Sep 28, 2015

Tavern 101, an anchor of Bay City’s renaissance

Meagan behind the bar at Tavern 101
Doc's report:

An apt symbol of Bay City’s cultural and economic revival is the Mill End Lofts. Where once stood “The World’s Most Unusual Store” -– and thank God for “unusual” -– we now have a glistening and vibrant commercial and residential space.

A bright red all-caps sign accents the night skyline as you cross bridges from the west, complementing the view of our brightly-lit and renovated City Hall tower clock. It’s as though Hell’s Half Mile has become God’s Little Acre.

Anchoring the southwest corner of the lofts building, where historic Center Avenue meets Water Street at Wenonah Park along the river, is Tavern 101.

When I was a boy here, there was no place like it. Until this year, there still wasn’t.


I’ve mentioned before that I like a dark, smoky, South End bar where blue-collar men drink Bud Light, eat burgers and play pool at night. And I still do. Bishop’s. Barney’s.

Tavern 101 is none of those things. So when I liked it, that surprised me. 

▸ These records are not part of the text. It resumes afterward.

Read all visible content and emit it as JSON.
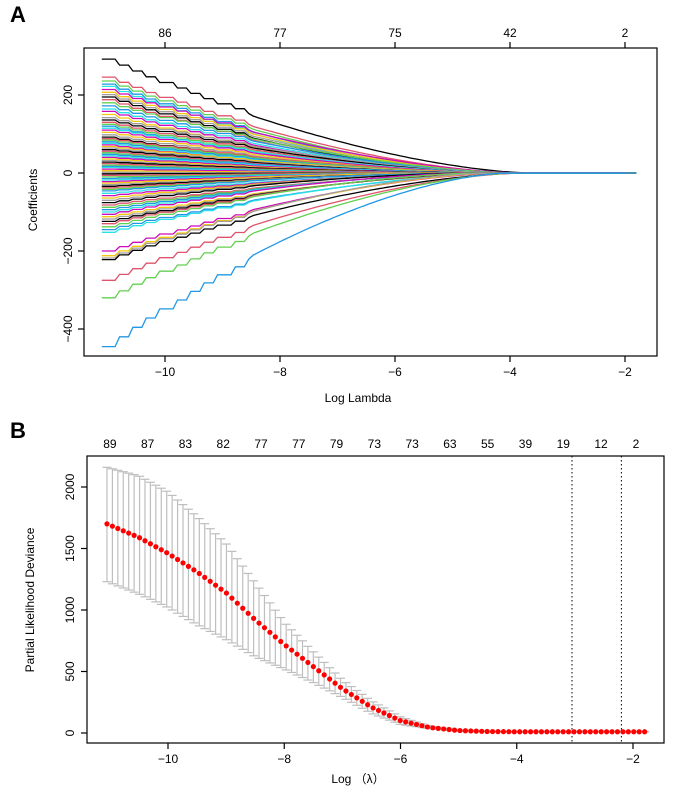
{
  "figure": {
    "panel_a_label": "A",
    "panel_b_label": "B"
  },
  "chart_data": [
    {
      "type": "line",
      "panel": "A",
      "title": "",
      "xlabel": "Log Lambda",
      "ylabel": "Coefficients",
      "xlim": [
        -11.3,
        -1.5
      ],
      "ylim": [
        -470,
        330
      ],
      "x_ticks": [
        -10,
        -8,
        -6,
        -4,
        -2
      ],
      "x_tick_labels": [
        "−10",
        "−8",
        "−6",
        "−4",
        "−2"
      ],
      "y_ticks": [
        -400,
        -200,
        0,
        200
      ],
      "y_tick_labels": [
        "−400",
        "−200",
        "0",
        "200"
      ],
      "top_axis": {
        "ticks": [
          -10,
          -8,
          -6,
          -4,
          -2
        ],
        "labels": [
          "86",
          "77",
          "75",
          "42",
          "2"
        ]
      },
      "x_range_data": [
        -11.1,
        -1.8
      ],
      "series_colors": [
        "#000000",
        "#df536b",
        "#61d04f",
        "#2297e6",
        "#28e2e5",
        "#cd0bbc",
        "#f5c710",
        "#9e9e9e"
      ],
      "series_start_values": [
        292,
        246,
        236,
        228,
        222,
        214,
        207,
        201,
        195,
        188,
        180,
        172,
        164,
        158,
        150,
        142,
        136,
        130,
        125,
        120,
        115,
        110,
        104,
        98,
        92,
        88,
        84,
        80,
        76,
        72,
        68,
        64,
        60,
        56,
        52,
        48,
        44,
        40,
        36,
        32,
        28,
        24,
        20,
        17,
        14,
        10,
        6,
        2,
        -2,
        -6,
        -10,
        -14,
        -18,
        -22,
        -26,
        -30,
        -34,
        -38,
        -42,
        -46,
        -52,
        -58,
        -64,
        -70,
        -76,
        -82,
        -88,
        -94,
        -100,
        -106,
        -112,
        -118,
        -124,
        -130,
        -138,
        -145,
        -152,
        -200,
        -212,
        -218,
        -222,
        -275,
        -320,
        -445
      ],
      "grid": false,
      "legend": "none"
    },
    {
      "type": "scatter",
      "panel": "B",
      "title": "",
      "xlabel": "Log （λ）",
      "ylabel": "Partial Likelihood Deviance",
      "xlim": [
        -11.45,
        -1.35
      ],
      "ylim": [
        -80,
        2250
      ],
      "x_ticks": [
        -10,
        -8,
        -6,
        -4,
        -2
      ],
      "x_tick_labels": [
        "−10",
        "−8",
        "−6",
        "−4",
        "−2"
      ],
      "y_ticks": [
        0,
        500,
        1000,
        1500,
        2000
      ],
      "y_tick_labels": [
        "0",
        "500",
        "1000",
        "1500",
        "2000"
      ],
      "top_axis": {
        "labels": [
          "89",
          "87",
          "83",
          "82",
          "77",
          "77",
          "79",
          "73",
          "73",
          "63",
          "55",
          "39",
          "19",
          "12",
          "2"
        ],
        "positions": [
          -11.0,
          -10.35,
          -9.7,
          -9.05,
          -8.4,
          -7.75,
          -7.1,
          -6.45,
          -5.8,
          -5.15,
          -4.5,
          -3.85,
          -3.2,
          -2.55,
          -1.95
        ]
      },
      "points": {
        "x_start": -11.05,
        "x_end": -1.8,
        "count": 100,
        "mean_at": [
          [
            -11.05,
            1700
          ],
          [
            -10.5,
            1590
          ],
          [
            -10.0,
            1460
          ],
          [
            -9.5,
            1310
          ],
          [
            -9.0,
            1140
          ],
          [
            -8.5,
            920
          ],
          [
            -8.0,
            720
          ],
          [
            -7.5,
            540
          ],
          [
            -7.0,
            360
          ],
          [
            -6.5,
            210
          ],
          [
            -6.0,
            100
          ],
          [
            -5.5,
            45
          ],
          [
            -5.0,
            20
          ],
          [
            -4.5,
            12
          ],
          [
            -4.0,
            10
          ],
          [
            -3.0,
            10
          ],
          [
            -1.8,
            10
          ]
        ],
        "upper_at": [
          [
            -11.05,
            2160
          ],
          [
            -10.5,
            2090
          ],
          [
            -10.0,
            1960
          ],
          [
            -9.5,
            1760
          ],
          [
            -9.0,
            1540
          ],
          [
            -8.5,
            1220
          ],
          [
            -8.0,
            900
          ],
          [
            -7.5,
            660
          ],
          [
            -7.0,
            430
          ],
          [
            -6.5,
            260
          ],
          [
            -6.0,
            130
          ],
          [
            -5.5,
            55
          ],
          [
            -5.0,
            25
          ],
          [
            -4.5,
            14
          ],
          [
            -4.0,
            11
          ],
          [
            -1.8,
            11
          ]
        ],
        "lower_at": [
          [
            -11.05,
            1230
          ],
          [
            -10.5,
            1130
          ],
          [
            -10.0,
            1020
          ],
          [
            -9.5,
            880
          ],
          [
            -9.0,
            760
          ],
          [
            -8.5,
            620
          ],
          [
            -8.0,
            520
          ],
          [
            -7.5,
            410
          ],
          [
            -7.0,
            290
          ],
          [
            -6.5,
            160
          ],
          [
            -6.0,
            70
          ],
          [
            -5.5,
            35
          ],
          [
            -5.0,
            15
          ],
          [
            -4.5,
            10
          ],
          [
            -4.0,
            9
          ],
          [
            -1.8,
            9
          ]
        ]
      },
      "point_color": "#ff0000",
      "errorbar_color": "#bebebe",
      "vlines": [
        -3.05,
        -2.2
      ],
      "vline_style": "dotted",
      "grid": false,
      "legend": "none"
    }
  ]
}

Tastefully decorated (antiqued gray wood in the bathroom; gray stone marbled floor). A bar so glistening that Harry could play shuffleboard on it. Well-groomed, friendly, informed and black-uniformed service staff. Fifty-four brews on tap, more in bottles (complementing Governor’s Quarters on the West Side). Dining inside and out.

I have yet to dine at Tavern 101, but a friend recommends flat breads, fish and sandwiches. She notes that the tavern is across from the Delta Planetarium, run by our community college, and
Still life: Behind the bar at Tavern 101
that “101” is the identifier of classes for  first-year college students -- e.g., Freshman Comp 101.

I’d never had a crisp and light Alaskan Amber before our visit, but I will again.

We watched in awe as our waitress Meagan created a white sangria (!) of her own concoction for the 2015 Wine Walk: Granny Smith apples diced, oranges sliced, Moscato, Riesling, peach puree and vodka. She was characteristically gracious in offering us a taste. Novel, that.

Tavern 101 will succeed for two other reasons:

It has a built-in clientele: People live above the tavern. If I lived above Coonan’s, I’d never go outside.

And at the northwest end of the Lofts is the Bay City Times. I don’t care if it’s the Algonquin Round Table once near the offices of the New Yorker magazine, or the underground Billy Goat Tavern near Chicago's newspaper offices: If you’re a bar in the same building as a group of journalists, you’re grazing in the clover.

A request to our blog visitors: As the sugar beets make their way down Kosciuszko to the refinery, we’re still working on a way to incorporate them into a drink.